Ma che uomo sei se non hai…il cielo

Mt 5,1-12a

Vedendo le folle, Gesù salì sul monte: si pose a sedere e si avvicinarono a lui i suoi discepoli. Si mise a parlare e insegnava loro dicendo:
"Beati i poveri in spirito,
perché di essi è il regno dei cieli.
Beati quelli che sono nel pianto,
perché saranno consolati.
Beati i miti,
perché avranno in eredità la terra.
Beati quelli che hanno fame e sete della giustizia,
perché saranno saziati.
Beati i misericordiosi,
perché troveranno misericordia.
Beati i puri di cuore,
perché vedranno Dio.
Beati gli operatori di pace,
perché saranno chiamati figli di Dio.
Beati i perseguitati per la giustizia,
perché di essi è il regno dei cieli.
Beati voi quando vi insulteranno, vi perseguiteranno e, mentendo, diranno ogni sorta di male contro di voi per causa mia.
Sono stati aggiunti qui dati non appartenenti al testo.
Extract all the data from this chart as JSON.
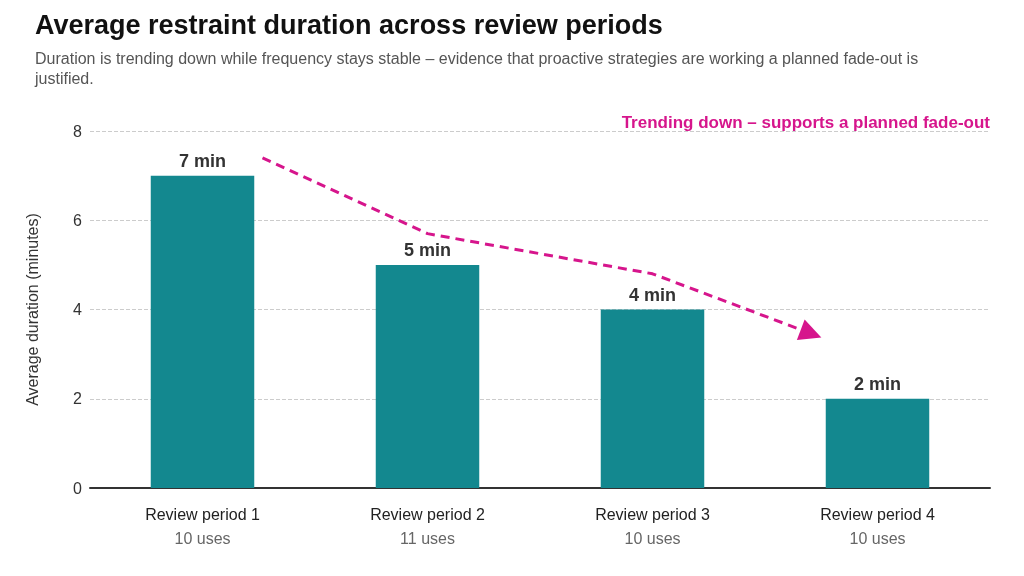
{
  "chart_data": {
    "type": "bar",
    "title": "Average restraint duration across review periods",
    "subtitle": "Duration is trending down while frequency stays stable – evidence that proactive strategies are working a planned fade-out is justified.",
    "ylabel": "Average duration (minutes)",
    "categories": [
      "Review period 1\n10 uses",
      "Review period 2\n11 uses",
      "Review period 3\n10 uses",
      "Review period 4\n10 uses"
    ],
    "values": [
      7,
      5,
      4,
      2
    ],
    "value_labels": [
      "7 min",
      "5 min",
      "4 min",
      "2 min"
    ],
    "color": "#13888f",
    "ylim": [
      0,
      8
    ],
    "yticks": [
      0,
      2,
      4,
      6,
      8
    ],
    "grid": "y",
    "annotations": [
      "Trending down – supports a planned fade-out"
    ]
  }
}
Rallegratevi ed esultate, perché grande è la vostra ricompensa nei cieli.

di Ettore Sentimentale

Nella coincidenza della Domenica (XXXI per annum) con la Solennità di Tutti i Santi, la Chiesa, consapevole della portata vitale delle ripercussioni personali e comunitarie di quest’ultima Festa, invita i suoi figli a celebrarne con profonda convinzione i risvolti evangelici.
La pagina matte una proposta alla nostra riflessione richiederebbe un approfondimento più sereno e articolato per gustarne il contenuto “rivoluzionario” e coinvolgente. Tuttavia, in questa sede desidero cominciare il commento partendo proprio dalla fine: “il cielo” promesso come ricompensa ai poveri, piangenti, miti, misericordiosi, etc…
Evidentemente aspirare al cielo non può essere solo un pio desiderio che fa da sottofondoalle scelte di tutta una vita. Sarebbe sicuramente un’ipotesi molto riduttiva alla quale bisognerebbe opporsi con tutte le proprie forze. Si tratterebbe, infatti, di accettare che ognuno di noi possa essere un piccola parentesi fra due immensi vuoti, compresi fra la nascita e la morte.
Le beatitudini ci danno, invece, la certezza che, appoggiati in Gesù, il “beato” per eccellenza perché povero, mite, perseguitato…Dio conduce verso la sua vera pienezza il desiderio di vita, di giustizia e di pace racchiuso nella creazione e nel cuore dell’umanità.
Nel momento in cui si parla di cielo, bisogna avere la determinazione di ribellarsi allo stato nel quale vive la stragrande maggioranza di uomini e donne colpiti dalla miseria, dalla fame, dall’umiliazione e dalla sofferenza, il tutto avvolto dall’oblio generale. Guardare a Gesù, il protagonista delle beatitudini, significa credere in una vita dove non vi sarà povertà, né dolore e nemmeno tristezza.
Purtroppo, però, il nostro sguardo limitato e il corto respiro su tali questioni vitali ci allontanano da una scelta alternativa. Troppe volte siamo distratti da ciò che è effimero e ci ritroviamo nelle parole di Renato Zero:”Quante volte ho guardato il cielo ma il mio destino è cieco e non lo sa…”.
Le beatitudini ci offrono l’opportunità di far scoccare la scintilla avvicinandoci a tante persone sofferenti, sprofondate nella depressione, stanche di vivere e lottare: offriamo loro la nostra “mediazione” del messaggio evangelico per far percepire lo sguardo, la tenerezza e l’abbraccio di Gesù. È semplicemente un modo per contagiare tutti della “santità” divina che ha toccato e smosso anche le nostre persone.
Festeggiare la Solennità di tutti i Santi, significa non rassegnarsi mai al fatto che tanti sforzi per rendere il mondo più umano possano cadere nel vuoto.
A tal fine sarebbe interessante conoscere i “veri santi” (non solo quelli ufficialmente canonizzati) che stando alle beatitudini ammontano a una cifra stratosferica se si dovessero contare tutti i poveri, perseguitati, miti, misericordiosi…vissuti amando nell’anonimato senza aspettare alcuna ricompensa in cambio.
Tutto questo comporta sperare, cercare, volere il cielo…
E se così non fosse, allora la conclusione è senz’ appello: “ma che uomo sei se non hai…il cielo” (R. Zero).